During oil and gas drilling operations, downhole kick—referring to the abnormal influx of formation fluids into the wellbore—remains one of the most critical safety hazards encountered [1,2]. Statistics indicate that approximately 60% of well control incidents worldwide are attributed to the failure to promptly detect downhole kick events [3,4]. When the formation pressure exceeds the hydrostatic pressure of the wellbore fluid, formation fluids enter the wellbore, leading to an increase in the gas content and a decrease in the density of the drilling fluid [5,6]. This, in turn, creates a vicious cycle that may ultimately result in catastrophic accidents such as blowouts, fires, or even explosions, causing casualties, equipment damage, and environmental pollution [7,8]. For example, the Macondo well blowout disaster in the Gulf of Mexico in 2010 prompted the industry to place greater emphasis on downhole parameter monitoring for early kick detection [9]. A statistical analysis of historical data from 149 wells in an oilfield in the Middle East revealed a total of 117 kick events, with at least 60% directly attributable to human factors. Moreover, approximately 2.56% of kicks ultimately escalated into blowouts [10]. These findings underscore the critical importance of early kick detection during drilling operations to prevent catastrophic incidents such as blowouts. The timely identification of kick warning signs and prompt intervention can significantly reduce the risk of blowout occurrences.

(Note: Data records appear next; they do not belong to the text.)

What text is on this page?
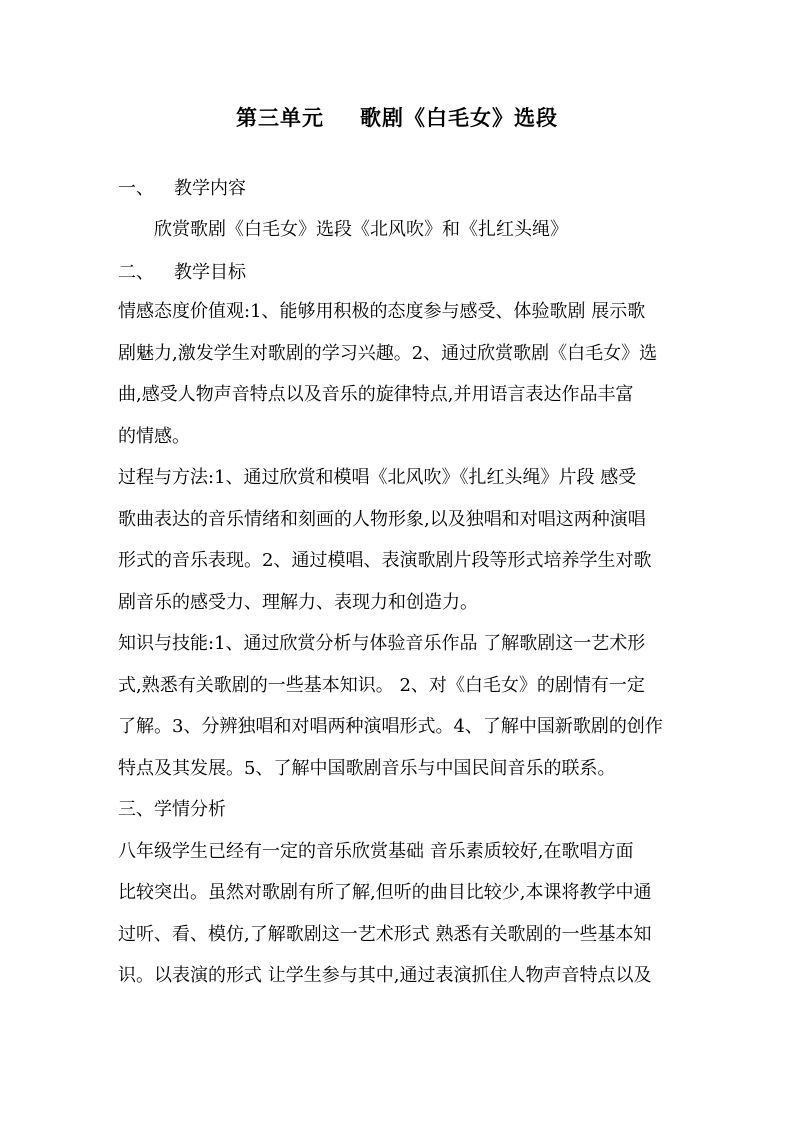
第三单元 歌剧《白毛女》选段
一、 教学内容
欣赏歌剧《白毛女》选段《北风吹》和《扎红头绳》
二、 教学目标
情感态度价值观:1、能够用积极的态度参与感受、体验歌剧 展示歌
剧魅力,激发学生对歌剧的学习兴趣。2、通过欣赏歌剧《白毛女》选
曲,感受人物声音特点以及音乐的旋律特点,并用语言表达作品丰富
的情感。
过程与方法:1、通过欣赏和模唱《北风吹》《扎红头绳》片段 感受
歌曲表达的音乐情绪和刻画的人物形象,以及独唱和对唱这两种演唱
形式的音乐表现。2、通过模唱、表演歌剧片段等形式培养学生对歌
剧音乐的感受力、理解力、表现力和创造力。
知识与技能:1、通过欣赏分析与体验音乐作品 了解歌剧这一艺术形
式,熟悉有关歌剧的一些基本知识。 2、对《白毛女》的剧情有一定
了解。3、分辨独唱和对唱两种演唱形式。4、了解中国新歌剧的创作
特点及其发展。5、了解中国歌剧音乐与中国民间音乐的联系。
三、学情分析
八年级学生已经有一定的音乐欣赏基础 音乐素质较好,在歌唱方面
比较突出。虽然对歌剧有所了解,但听的曲目比较少,本课将教学中通
过听、看、模仿,了解歌剧这一艺术形式 熟悉有关歌剧的一些基本知
识。以表演的形式 让学生参与其中,通过表演抓住人物声音特点以及
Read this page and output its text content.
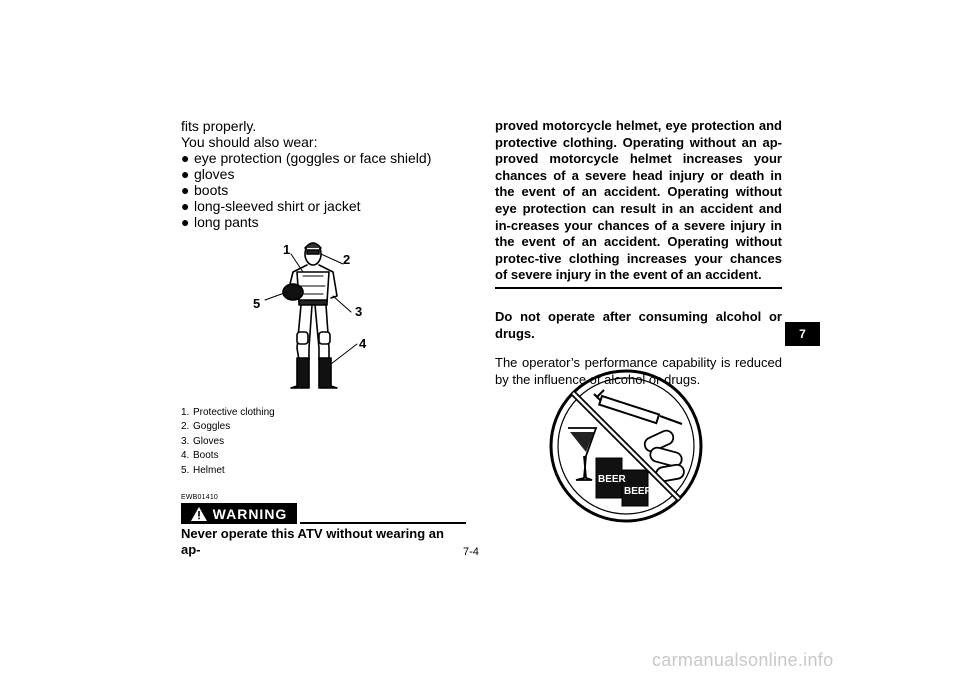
fits properly.

You should also wear:

● eye protection (goggles or face shield)
● gloves
● boots
● long-sleeved shirt or jacket
● long pants
1
2
3
4
5
1. Protective clothing
2. Goggles
3. Gloves
4. Boots
5. Helmet
EWB01410
WARNING
Never operate this ATV without wearing an ap-

proved motorcycle helmet, eye protection and protective clothing. Operating without an ap-proved motorcycle helmet increases your chances of a severe head injury or death in the event of an accident. Operating without eye protection can result in an accident and in-creases your chances of a severe injury in the event of an accident. Operating without protec-tive clothing increases your chances of severe injury in the event of an accident.

Do not operate after consuming alcohol or drugs.

The operator’s performance capability is reduced by the influence of alcohol or drugs.

BEER
BEER
7-4
7
carmanualsonline.info
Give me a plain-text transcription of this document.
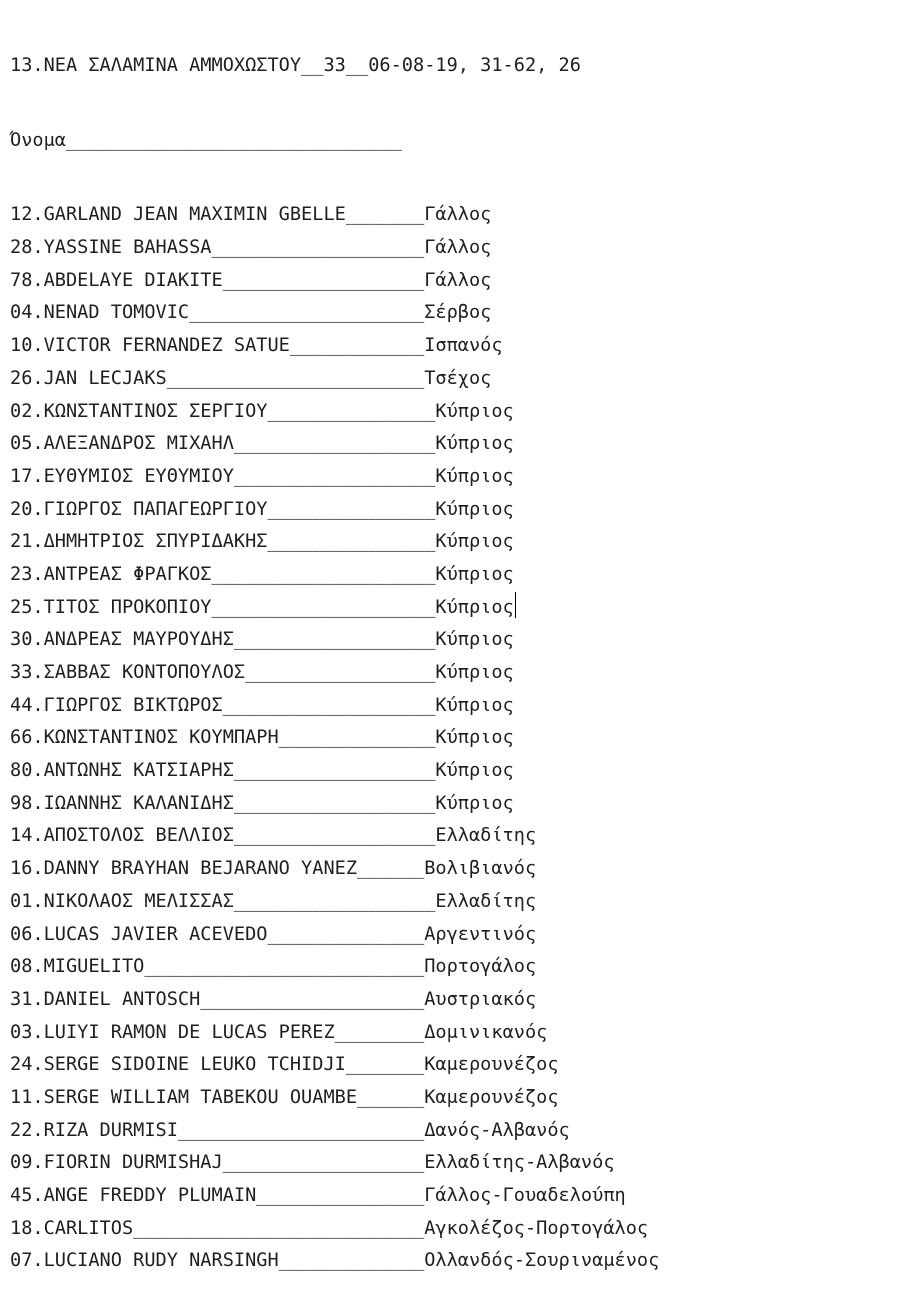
13.ΝΕΑ ΣΑΛΑΜΙΝΑ ΑΜΜΟΧΩΣΤΟΥ__33__06-08-19, 31-62, 26

Όνομα______________________________

12.GARLAND JEAN MAXIMIN GBELLE_______Γάλλος
28.YASSINE BAHASSA___________________Γάλλος
78.ABDELAYE DIAKITE__________________Γάλλος
04.NENAD TOMOVIC_____________________Σέρβος
10.VICTOR FERNANDEZ SATUE____________Ισπανός
26.JAN LECJAKS_______________________Τσέχος
02.ΚΩΝΣΤΑΝΤΙΝΟΣ ΣΕΡΓΙΟΥ_______________Κύπριος
05.ΑΛΕΞΑΝΔΡΟΣ ΜΙΧΑΗΛ__________________Κύπριος
17.ΕΥΘΥΜΙΟΣ ΕΥΘΥΜΙΟΥ__________________Κύπριος
20.ΓΙΩΡΓΟΣ ΠΑΠΑΓΕΩΡΓΙΟΥ_______________Κύπριος
21.ΔΗΜΗΤΡΙΟΣ ΣΠΥΡΙΔΑΚΗΣ_______________Κύπριος
23.ΑΝΤΡΕΑΣ ΦΡΑΓΚΟΣ____________________Κύπριος
25.ΤΙΤΟΣ ΠΡΟΚΟΠΙΟΥ____________________Κύπριος
30.ΑΝΔΡΕΑΣ ΜΑΥΡΟΥΔΗΣ__________________Κύπριος
33.ΣΑΒΒΑΣ ΚΟΝΤΟΠΟΥΛΟΣ_________________Κύπριος
44.ΓΙΩΡΓΟΣ ΒΙΚΤΩΡΟΣ___________________Κύπριος
66.ΚΩΝΣΤΑΝΤΙΝΟΣ ΚΟΥΜΠΑΡΗ______________Κύπριος
80.ΑΝΤΩΝΗΣ ΚΑΤΣΙΑΡΗΣ__________________Κύπριος
98.ΙΩΑΝΝΗΣ ΚΑΛΑΝΙΔΗΣ__________________Κύπριος
14.ΑΠΟΣΤΟΛΟΣ ΒΕΛΛΙΟΣ__________________Ελλαδίτης
16.DANNY BRAYHAN BEJARANO YANEZ______Βολιβιανός
01.ΝΙΚΟΛΑΟΣ ΜΕΛΙΣΣΑΣ__________________Ελλαδίτης
06.LUCAS JAVIER ACEVEDO______________Αργεντινός
08.MIGUELITO_________________________Πορτογάλος
31.DANIEL ANTOSCH____________________Αυστριακός
03.LUIYI RAMON DE LUCAS PEREZ________Δομινικανός
24.SERGE SIDOINE LEUKO TCHIDJI_______Καμερουνέζος
11.SERGE WILLIAM TABEKOU OUAMBE______Καμερουνέζος
22.RIZA DURMISI______________________Δανός-Αλβανός
09.FIORIN DURMISHAJ__________________Ελλαδίτης-Αλβανός
45.ANGE FREDDY PLUMAIN_______________Γάλλος-Γουαδελούπη
18.CARLITOS__________________________Αγκολέζος-Πορτογάλος
07.LUCIANO RUDY NARSINGH_____________Ολλανδός-Σουριναμένος
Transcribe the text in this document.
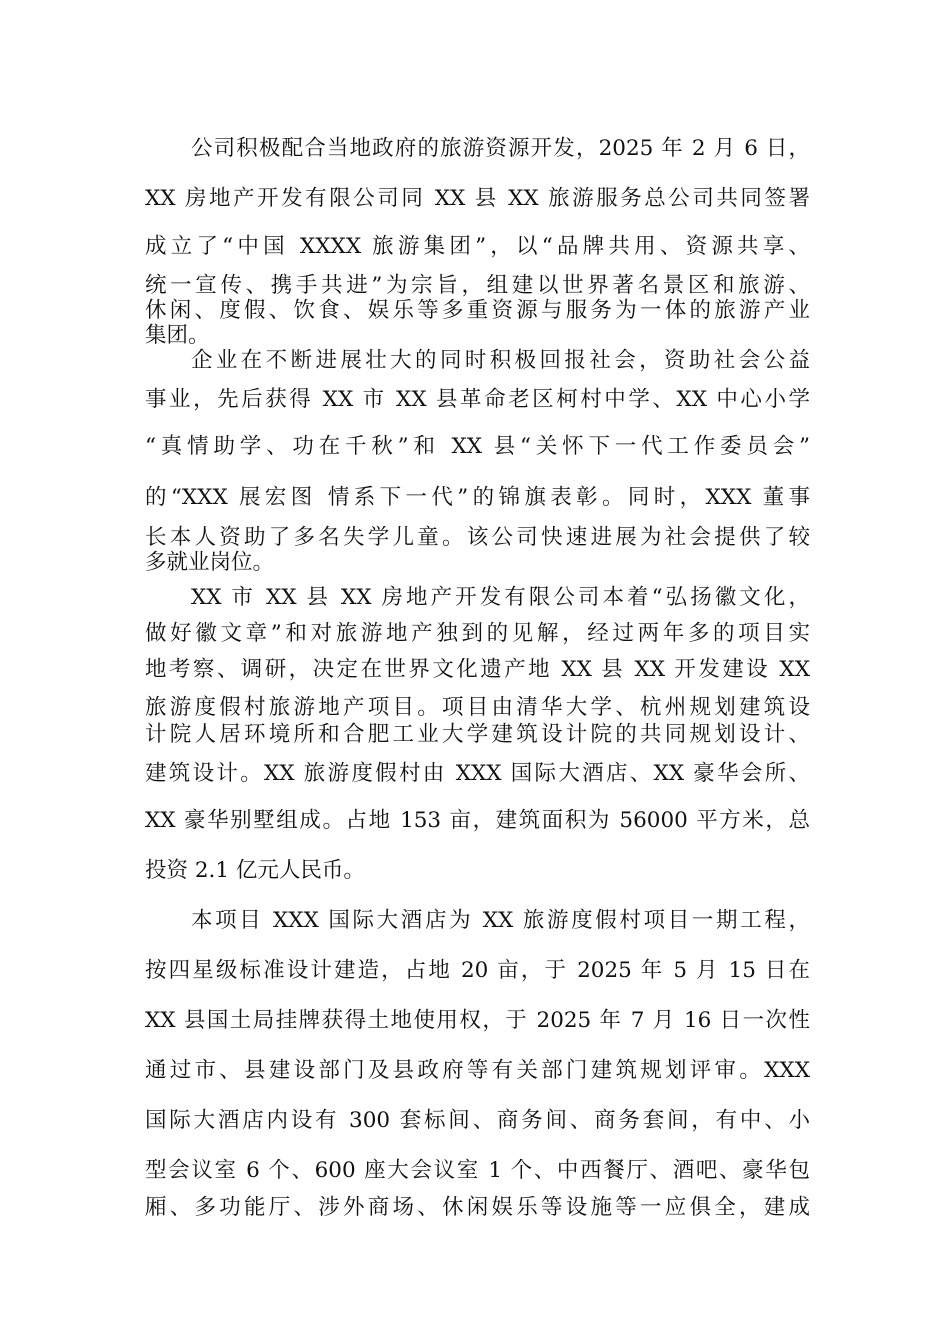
公司积极配合当地政府的旅游资源开发，2025 年 2 月 6 日，
XX 房地产开发有限公司同 XX 县 XX 旅游服务总公司共同签署
成立了“中国 XXXX 旅游集团”，以“品牌共用、资源共享、
统一宣传、携手共进”为宗旨，组建以世界著名景区和旅游、
休闲、度假、饮食、娱乐等多重资源与服务为一体的旅游产业
集团。
企业在不断进展壮大的同时积极回报社会，资助社会公益
事业，先后获得 XX 市 XX 县革命老区柯村中学、XX 中心小学
“真情助学、功在千秋”和 XX 县“关怀下一代工作委员会”
的“XXX 展宏图 情系下一代”的锦旗表彰。同时，XXX 董事
长本人资助了多名失学儿童。该公司快速进展为社会提供了较
多就业岗位。
XX 市 XX 县 XX 房地产开发有限公司本着“弘扬徽文化，
做好徽文章”和对旅游地产独到的见解，经过两年多的项目实
地考察、调研，决定在世界文化遗产地 XX 县 XX 开发建设 XX
旅游度假村旅游地产项目。项目由清华大学、杭州规划建筑设
计院人居环境所和合肥工业大学建筑设计院的共同规划设计、
建筑设计。XX 旅游度假村由 XXX 国际大酒店、XX 豪华会所、
XX 豪华别墅组成。占地 153 亩，建筑面积为 56000 平方米，总
投资 2.1 亿元人民币。
本项目 XXX 国际大酒店为 XX 旅游度假村项目一期工程，
按四星级标准设计建造，占地 20 亩，于 2025 年 5 月 15 日在
XX 县国土局挂牌获得土地使用权，于 2025 年 7 月 16 日一次性
通过市、县建设部门及县政府等有关部门建筑规划评审。XXX
国际大酒店内设有 300 套标间、商务间、商务套间，有中、小
型会议室 6 个、600 座大会议室 1 个、中西餐厅、酒吧、豪华包
厢、多功能厅、涉外商场、休闲娱乐等设施等一应俱全，建成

Traditional kick detection primarily relies on changes in surface parameters, such as mud tank level, inflow and outflow mud flow rates, and wellhead and standpipe pressures. Although these approaches can, to some extent, reflect downhole conditions, they are essentially indirect methods, resulting in delayed responses and a limited sensitivity [5,6,11]. Compared with various downhole monitoring technologies, surface-based methods exhibit significant limitations in terms of measurement accuracy, response speed, and environmental adaptability. For instance, electrical resistivity methods, while highly sensitive to water content changes, are limited by high-temperature electronic component performance and mud conductivity interference. Acoustic/ultrasonic methods, though providing a fast response through continuous Doppler frequency monitoring, suffer from mud noise and wellbore reflection interference at great depths. Nuclear magnetic resonance (NMR) techniques, despite a high accuracy in static fluid analysis, require long magnetization–relaxation cycles and are sensitive to magnetic interference from drilling tools, making them less suitable for real-time monitoring [12]. Traditional density logging, while mature and accurate for formation evaluation, requires close contact with the wellbore wall and is affected by mud density variations. In the case of early-stage, low-volume influxes, changes in mud tank level and flow rate at the surface are often subtle and easily overlooked [11,12]. Additionally, external interferences—such as rig vibrations and variations in mud properties—may further compromise monitoring accuracy, leading to missed or false alarms. In complex operational scenarios such as deep and ultra-deep wells, conventional monitoring methods struggle to promptly and accurately capture kick signals, and their technical limitations are becoming increasingly evident [11,12]. In deepwater drilling operations, where riser volumes are large, surface-based mud volume monitoring may be delayed by several minutes or longer, while downhole gamma sensors can detect density decreases when gas is still downhole, providing valuable reaction time for well control.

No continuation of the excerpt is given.